DECISÃO ALEXANDRE ICHANO GOMES AGOSTINI alega ser vítima de coação ilegal em decorrência de acórdão pr… — HC HC 989411
Análise documental baseada na ementa oficial do Superior Tribunal de Justiça, organizada para consulta e compreensão do precedente.
Comentário editorial
Nesta leitura prática, a decisão é organizada para mostrar o que o STJ efetivamente registrou e quais dados devem ser conferidos antes de transportar o entendimento para uma situação cotidiana. O recorte processual é HC, julgado por Decisão terminativa ou acórdão publicado no Diário da Justiça, sob relatoria de ROGERIO SCHIETTI CRUZ.
Para o cidadão, o ponto essencial é não tratar a ementa como uma regra automática: fatos, pedidos, fase processual e legislação aplicável precisam ser comparados com o caso concreto. Quando o julgamento repercutir em mobilidade, veículos, sanções ou direitos do condutor, essa conexão deve estar expressa no próprio texto oficial.
Pontos centrais da ementa
- DECISÃO ALEXANDRE ICHANO GOMES AGOSTINI alega ser vítima de coação ilegal em decorrência de acórdão proferido pelo Tribunal de Justiça do Estado de São Paulo na Revisão Criminal n.
- Consta dos autos que o paciente foi condenado a 7 anos de reclusão, em regime fechado, mais multa, pela prática do delito do art.
- Busca a defesa a desclassificação do delito para a conduta do art.

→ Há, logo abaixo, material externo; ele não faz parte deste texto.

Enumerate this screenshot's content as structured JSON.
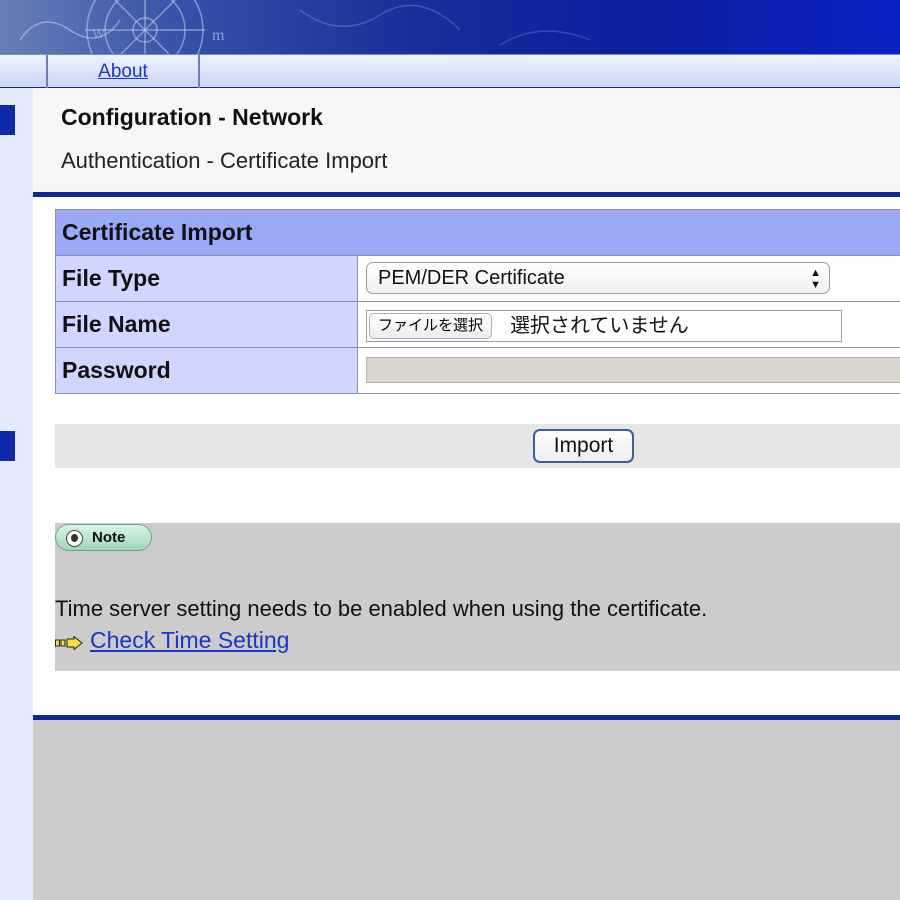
{
  "nav": {
    "about_label": "About"
  },
  "page": {
    "title": "Configuration - Network",
    "subtitle": "Authentication - Certificate Import"
  },
  "form": {
    "header": "Certificate Import",
    "file_type": {
      "label": "File Type",
      "selected": "PEM/DER Certificate"
    },
    "file_name": {
      "label": "File Name",
      "button_label": "ファイルを選択",
      "status_text": "選択されていません"
    },
    "password": {
      "label": "Password",
      "value": ""
    }
  },
  "actions": {
    "import_label": "Import"
  },
  "note": {
    "badge_label": "Note",
    "text": "Time server setting needs to be enabled when using the certificate.",
    "link_label": "Check Time Setting"
  },
  "colors": {
    "banner": "#0c1f9c",
    "form_header_bg": "#9aa8f5",
    "form_label_bg": "#cfd6ff",
    "rule": "#0d2a95",
    "link": "#1a35c7"
  },
  "icons": {
    "note": "lightbulb-icon",
    "link": "arrow-right-icon",
    "select": "updown-arrows-icon"
  }
}
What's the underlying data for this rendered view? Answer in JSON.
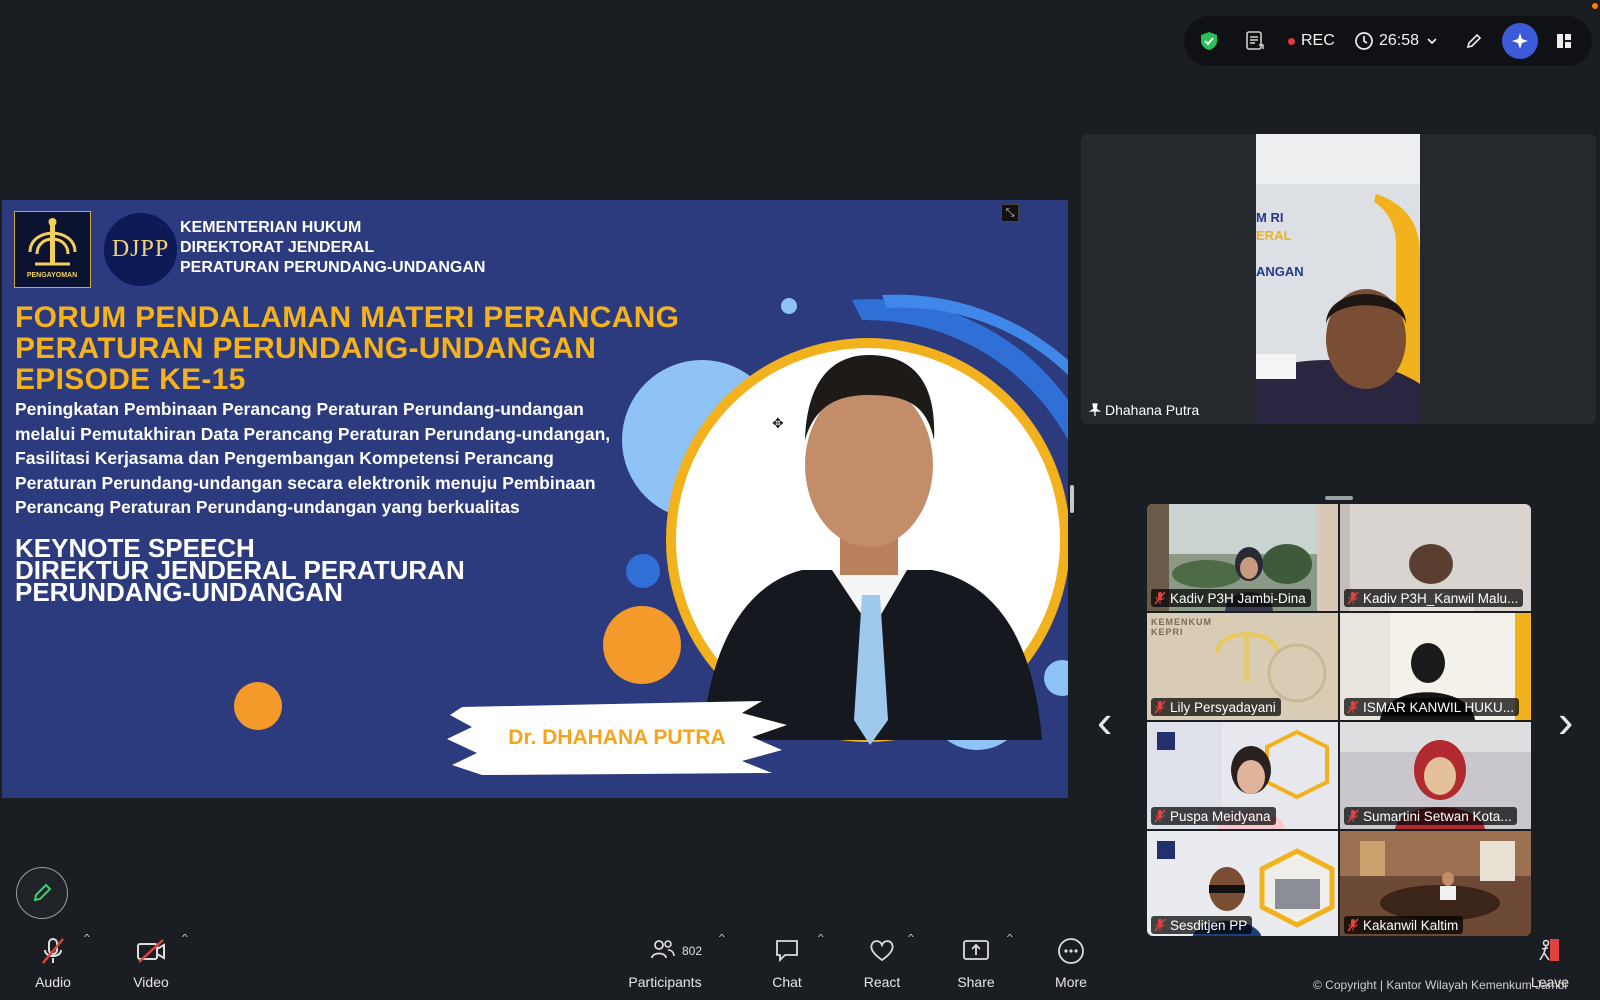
{
  "status_bar": {
    "rec_label": "REC",
    "timer": "26:58",
    "icons": [
      "security-shield-icon",
      "transcript-icon",
      "clock-icon",
      "chevron-down-icon",
      "pencil-icon",
      "ai-sparkle-icon",
      "panel-layout-icon"
    ]
  },
  "slide": {
    "logo_caption": "PENGAYOMAN",
    "djpp_text": "DJPP",
    "institution_line1": "KEMENTERIAN HUKUM",
    "institution_line2": "DIREKTORAT JENDERAL",
    "institution_line3": "PERATURAN PERUNDANG-UNDANGAN",
    "forum_title_line1": "FORUM PENDALAMAN MATERI PERANCANG",
    "forum_title_line2": "PERATURAN PERUNDANG-UNDANGAN",
    "forum_title_line3": "EPISODE KE-15",
    "subtitle_line1": "Peningkatan Pembinaan Perancang Peraturan Perundang-undangan",
    "subtitle_line2": "melalui Pemutakhiran Data Perancang Peraturan Perundang-undangan,",
    "subtitle_line3": "Fasilitasi Kerjasama dan Pengembangan Kompetensi Perancang",
    "subtitle_line4": "Peraturan Perundang-undangan secara elektronik menuju Pembinaan",
    "subtitle_line5": "Perancang Peraturan Perundang-undangan yang berkualitas",
    "keynote_line1": "KEYNOTE SPEECH",
    "keynote_line2": "DIREKTUR JENDERAL PERATURAN",
    "keynote_line3": "PERUNDANG-UNDANGAN",
    "speaker_label": "Dr. DHAHANA PUTRA",
    "colors": {
      "background": "#2c3a7e",
      "title": "#f5b21b",
      "accent_orange": "#f39a2a",
      "accent_blue": "#8fc3f5"
    }
  },
  "speaker_view": {
    "name": "Dhahana Putra",
    "backdrop_text_1": "M RI",
    "backdrop_text_2": "ERAL",
    "backdrop_text_3": "ANGAN"
  },
  "gallery": {
    "tiles": [
      {
        "name": "Kadiv P3H Jambi-Dina"
      },
      {
        "name": "Kadiv P3H_Kanwil Malu..."
      },
      {
        "name": "Lily Persyadayani",
        "backdrop_text": "KEMENKUM KEPRI"
      },
      {
        "name": "ISMAR KANWIL  HUKU..."
      },
      {
        "name": "Puspa Meidyana"
      },
      {
        "name": "Sumartini Setwan Kota..."
      },
      {
        "name": "Sesditjen PP"
      },
      {
        "name": "Kakanwil Kaltim"
      }
    ]
  },
  "toolbar": {
    "audio_label": "Audio",
    "video_label": "Video",
    "participants_label": "Participants",
    "participants_count": "802",
    "chat_label": "Chat",
    "react_label": "React",
    "share_label": "Share",
    "more_label": "More",
    "leave_label": "Leave"
  },
  "footer": {
    "copyright": "© Copyright | Kantor Wilayah Kemenkum Jambi"
  }
}
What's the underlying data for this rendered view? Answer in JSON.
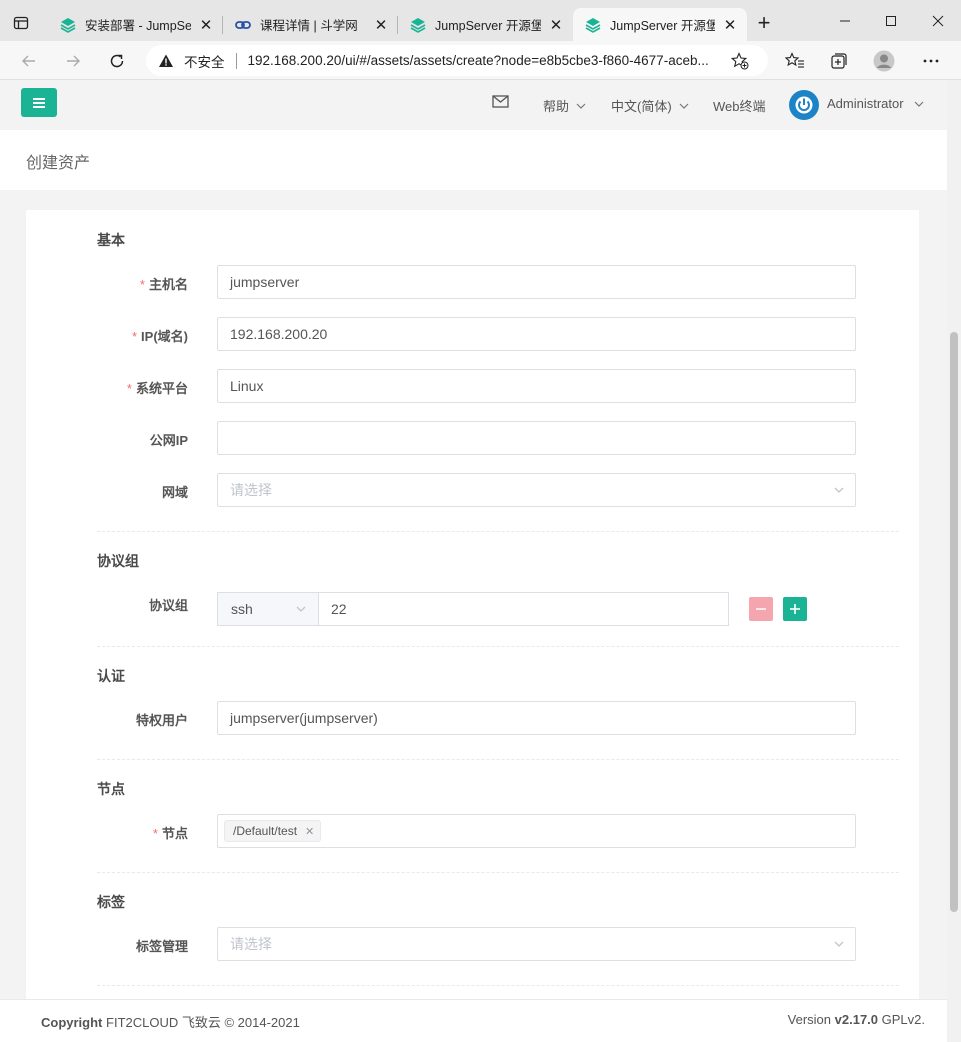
{
  "browser": {
    "tabs": [
      {
        "title": "安装部署 - JumpServer",
        "icon": "jumpserver-icon"
      },
      {
        "title": "课程详情 | 斗学网",
        "icon": "link-icon"
      },
      {
        "title": "JumpServer 开源堡垒机",
        "icon": "jumpserver-icon"
      },
      {
        "title": "JumpServer 开源堡垒机",
        "icon": "jumpserver-icon",
        "active": true
      }
    ],
    "insecure_label": "不安全",
    "url": "192.168.200.20/ui/#/assets/assets/create?node=e8b5cbe3-f860-4677-aceb..."
  },
  "topnav": {
    "help": "帮助",
    "language": "中文(简体)",
    "web_terminal": "Web终端",
    "user": "Administrator"
  },
  "page": {
    "title": "创建资产"
  },
  "form": {
    "basic": {
      "title": "基本",
      "hostname_label": "主机名",
      "hostname_value": "jumpserver",
      "ip_label": "IP(域名)",
      "ip_value": "192.168.200.20",
      "platform_label": "系统平台",
      "platform_value": "Linux",
      "public_ip_label": "公网IP",
      "public_ip_value": "",
      "domain_label": "网域",
      "domain_placeholder": "请选择"
    },
    "protocols": {
      "title": "协议组",
      "label": "协议组",
      "protocol": "ssh",
      "port": "22"
    },
    "auth": {
      "title": "认证",
      "admin_user_label": "特权用户",
      "admin_user_value": "jumpserver(jumpserver)"
    },
    "nodes": {
      "title": "节点",
      "label": "节点",
      "tags": [
        "/Default/test"
      ]
    },
    "labels": {
      "title": "标签",
      "label": "标签管理",
      "placeholder": "请选择"
    }
  },
  "footer": {
    "copyright_bold": "Copyright",
    "copyright_rest": "FIT2CLOUD 飞致云 © 2014-2021",
    "version_prefix": "Version",
    "version": "v2.17.0",
    "license": "GPLv2."
  },
  "colors": {
    "primary": "#1ab394",
    "danger_light": "#f5a5ad",
    "required": "#f56c6c",
    "avatar": "#1c84c6"
  }
}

- 11.343/2006 ou, de modo subsidiário, a incidência da minorante do tráfico.
Tese jurídica registrada
Não conhecido o Habeas Corpus de #{nome_da_parte} #{campo_livre_final} — Não Conhecendo
Tema
3608
Ementa oficial
DECISÃO
ALEXANDRE ICHANO GOMES AGOSTINI alega ser vítima de coação ilegal em decorrência de acórdão proferido pelo Tribunal de Justiça do Estado de São Paulo na Revisão Criminal n. 2090153-16.2021.8.26.0000.
Consta dos autos que o paciente foi condenado a 7 anos de reclusão, em regime fechado, mais multa, pela prática do delito do art. 33, § 4º, da Lei de Drogas.
Busca a defesa a desclassificação do delito para a conduta do art. 28 da Lei n. 11.343/2006 ou, de modo subsidiário, a incidência da minorante do tráfico.
O Ministério Público Federal manifestou-se pelo não conhecimento do writ.
Decido.
O presente habeas corpus foi interposto em face de decisão proferida pelo Tribunal de origem, em revisão criminal, para manter a condenação imposta ao réu.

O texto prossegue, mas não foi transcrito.